Spannend ist auch, was Apple mit dem Erzrivalen Microsoft macht. Da präsentiert man zuerst das iPad Pro, das mit einem Stylus und einer anschließbaren Tastatur eindeutig gegen die Surface-Pro-Reihe von Microsoft positioniert ist. Und dann holt man sich ausgerechnet Microsoft-Manager Kirk Koenigsbauer auf die Bühne, der demonstriert, wie sich Microsofts Kernprodukte Word, Excel und Powerpoint auf dem Apple-Tablet bedienen lassen. Auf den ersten Blick ein krasser Widerspruch, macht das aber für beide Konzerne Sinn: Apple will das iPad Pro als Arbeitsgerät in Firmen positionieren, und dort ist Office eben nach wie vor ein wichtiger Faktor. Und Microsoft, das unter dem neuen CEO Satya Nadella eine immer Plattform-agnostischere Linie fährt, könnte mit dem Verkauf von Software-Lizenzen auf dem iPad gutes Geld machen. Zu bedenken ist dabei aber auch, dass Apple seine Office-Konkurrenten Keynote, Pages und Numbers mittlerweile Neukunden gratis am Gerät vorinstalliert.

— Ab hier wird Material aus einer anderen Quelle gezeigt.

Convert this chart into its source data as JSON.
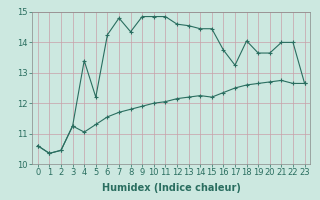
{
  "xlabel": "Humidex (Indice chaleur)",
  "background_color": "#cce8e0",
  "grid_color": "#c8a0a8",
  "line_color": "#2a6e60",
  "xlim": [
    -0.5,
    23.5
  ],
  "ylim": [
    10,
    15
  ],
  "yticks": [
    10,
    11,
    12,
    13,
    14,
    15
  ],
  "xticks": [
    0,
    1,
    2,
    3,
    4,
    5,
    6,
    7,
    8,
    9,
    10,
    11,
    12,
    13,
    14,
    15,
    16,
    17,
    18,
    19,
    20,
    21,
    22,
    23
  ],
  "line1_x": [
    0,
    1,
    2,
    3,
    4,
    5,
    6,
    7,
    8,
    9,
    10,
    11,
    12,
    13,
    14,
    15,
    16,
    17,
    18,
    19,
    20,
    21,
    22,
    23
  ],
  "line1_y": [
    10.6,
    10.35,
    10.45,
    11.25,
    13.4,
    12.2,
    14.25,
    14.8,
    14.35,
    14.85,
    14.85,
    14.85,
    14.6,
    14.55,
    14.45,
    14.45,
    13.75,
    13.25,
    14.05,
    13.65,
    13.65,
    14.0,
    14.0,
    12.65
  ],
  "line2_x": [
    0,
    1,
    2,
    3,
    4,
    5,
    6,
    7,
    8,
    9,
    10,
    11,
    12,
    13,
    14,
    15,
    16,
    17,
    18,
    19,
    20,
    21,
    22,
    23
  ],
  "line2_y": [
    10.6,
    10.35,
    10.45,
    11.25,
    11.05,
    11.3,
    11.55,
    11.7,
    11.8,
    11.9,
    12.0,
    12.05,
    12.15,
    12.2,
    12.25,
    12.2,
    12.35,
    12.5,
    12.6,
    12.65,
    12.7,
    12.75,
    12.65,
    12.65
  ],
  "tick_fontsize": 6,
  "xlabel_fontsize": 7,
  "linewidth": 0.8,
  "markersize": 3
}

Spott und Hohn erntete Apple für die Ankündigung des „Apple Pencil“, mit dem auf dem iPad Pro (13 Zoll) gearbeitet werden soll. Der Stylus ist nicht etwa im Kaufpreis (ab 800 US-Dollar) des Tablets enthalten, sondern kostet 100 US-Dollar. Eine anschließbare Tastatur schlägt mit weiteren 170 US-Dollar zu Buche. Wer das iPad Pro also samt Stylus und Tastatur haben möchte, muss mindestens 1070 US-Dollar einplanen. Zum Vergleich: Ein MacBook Air in der 13-Zoll-Variante ist ab 1000 US-Dollar erhältlich.